Bail and parole are often mixed up in discussions of the legal system, sometimes even in TV shows and movies. As similar as they might be in concept, bail and parole are two different tools used at different times in the legal process. They have their own requirements and restrictions, and a defendant who’s eligible for parole might not be eligible for bail. Here are the key differences between bail and parole in the U.S. legal system.
What Bail Means
Bail is a kind of restricted release from jail that defendants can access by paying a court-set price known as a bail bond. Depending on the nature and severity of the charges against the defendant, the court will decide if they are eligible for bail and how high their bond should be. The bond price is used as an incentive for defendants to appear at every court date. If defendants can’t pay their bond, they can get financial help from a bail bond agency. Bail is useful for defendants who need to get back to their work, families, or any other outside obligations before their trial.
What Parole Means
Parole happens at the end of the legal process after the defendant has been convicted of a crime. A suspect can get parole as a reward for good behavior in prison or jail if the court rules them eligible. For example, someone with a five year prison sentence might be able to get out on parole after four years if they are reported to be a compliant, well-mannered inmate. Some convicts might be sentenced to parole without prison time if their crime isn’t too severe, or if they took a plea deal or behaved well in jail or out on bail.

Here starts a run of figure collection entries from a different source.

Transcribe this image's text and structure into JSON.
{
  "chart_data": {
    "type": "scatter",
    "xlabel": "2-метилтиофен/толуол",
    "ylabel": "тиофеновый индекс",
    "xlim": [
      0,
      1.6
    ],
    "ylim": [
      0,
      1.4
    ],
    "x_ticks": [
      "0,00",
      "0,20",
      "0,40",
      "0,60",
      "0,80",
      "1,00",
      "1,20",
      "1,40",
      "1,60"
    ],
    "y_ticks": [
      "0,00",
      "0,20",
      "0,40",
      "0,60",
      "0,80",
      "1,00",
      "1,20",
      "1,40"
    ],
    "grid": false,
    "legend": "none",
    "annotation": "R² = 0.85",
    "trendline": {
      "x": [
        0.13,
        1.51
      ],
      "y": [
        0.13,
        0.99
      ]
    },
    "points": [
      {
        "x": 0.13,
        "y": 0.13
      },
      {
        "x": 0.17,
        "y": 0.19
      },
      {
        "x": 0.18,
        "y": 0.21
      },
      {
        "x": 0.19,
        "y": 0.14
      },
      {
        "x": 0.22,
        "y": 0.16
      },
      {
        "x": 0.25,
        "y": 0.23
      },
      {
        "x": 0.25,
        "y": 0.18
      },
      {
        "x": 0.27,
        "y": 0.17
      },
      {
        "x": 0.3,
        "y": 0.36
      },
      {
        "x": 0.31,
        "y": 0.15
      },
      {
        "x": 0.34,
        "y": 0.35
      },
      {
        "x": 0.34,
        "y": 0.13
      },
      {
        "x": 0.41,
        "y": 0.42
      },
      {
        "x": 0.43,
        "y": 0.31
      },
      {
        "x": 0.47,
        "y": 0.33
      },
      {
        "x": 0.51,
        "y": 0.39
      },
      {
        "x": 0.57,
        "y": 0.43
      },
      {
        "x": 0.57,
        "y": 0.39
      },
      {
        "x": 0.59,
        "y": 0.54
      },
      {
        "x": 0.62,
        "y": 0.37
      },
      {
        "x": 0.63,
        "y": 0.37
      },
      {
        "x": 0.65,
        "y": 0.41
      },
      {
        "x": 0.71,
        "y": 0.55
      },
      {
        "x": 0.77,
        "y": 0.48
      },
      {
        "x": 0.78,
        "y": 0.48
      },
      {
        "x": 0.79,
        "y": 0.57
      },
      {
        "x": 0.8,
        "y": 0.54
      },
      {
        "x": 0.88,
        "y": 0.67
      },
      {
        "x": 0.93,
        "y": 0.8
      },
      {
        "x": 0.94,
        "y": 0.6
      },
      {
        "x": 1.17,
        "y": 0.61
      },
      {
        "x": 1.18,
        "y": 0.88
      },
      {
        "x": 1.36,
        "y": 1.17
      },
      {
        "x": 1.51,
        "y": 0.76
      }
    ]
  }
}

The Difference Between Bail and Parole
Although bail and parole are both restricted releases used to incentivize inmates, they’re very different from each other.
Bail is an incentive for defendants to comply with court dates, while parole is an incentive for inmates to behave. Contrary to bail which happens before the defendant’s trial, parole is only offered after they are convicted of a crime and usually after a certain amount of time behind bars. Bail is offered by a judge, while parole is typically offered by a specialized parole board. A defendant will be sent back to jail to await their day in court if they get arrested on bail, but a convict who gets arrested on parole will be sent back to prison to complete the rest of their original sentence.